Meet our First Global Engagement Grand Rounds guest speaker: Dr. Kristin L. Long

By Mohammed Al Kadhim

June 10, 2024

Dr. Kristin L. Long

On May 7th, Global Engagement hosted Dr. Kristin L. Long, the 2024 Society of University Surgeons (SUS) Global Surgery Scholarship awardee who delivered a talk entitled “Turbulence: Bumps in the Road of Hybrid Global Surgery Efforts.”

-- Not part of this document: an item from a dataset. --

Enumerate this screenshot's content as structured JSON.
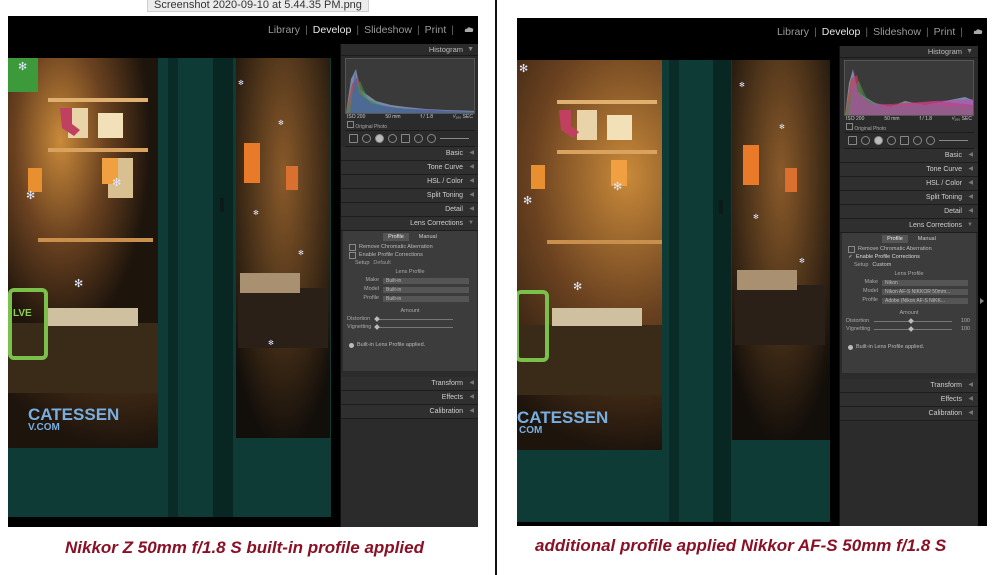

Dr. Kristin Long is an associate professor of surgery at the University of Wisconsin (UW) School of Medicine and Public Health in the Division of Endocrine Surgery. She completed her general surgery training at the University of Kentucky (UK) and her endocrine surgery fellowship at MD Anderson Cancer Center in Houston, Texas, prior to joining the faculty at UW. Once at UW, she also earned a master’s degree in public health. Her clinical practice focuses primarily on thyroid and parathyroid surgery, and she is the associate program director for UW’s Endocrine Surgery Fellowship Program. Her academic focus is global surgery, and she has projects in Kenya, Ethiopia, and Palestine. Additionally, she is a fellow of the College of Surgeons of Eastern, Central and Southern Africa (COSECSA) and serves on the executive committee of the Association of Academic Global Surgery. She was awarded the 2019 AAS Visiting Professorship to the West African College of Surgeons and has given invited talks on six continents. Her SUS Global Surgery Scholar proposal focused on the challenges of adapting to a hybrid virtual world in education and capacity-building for global surgery. 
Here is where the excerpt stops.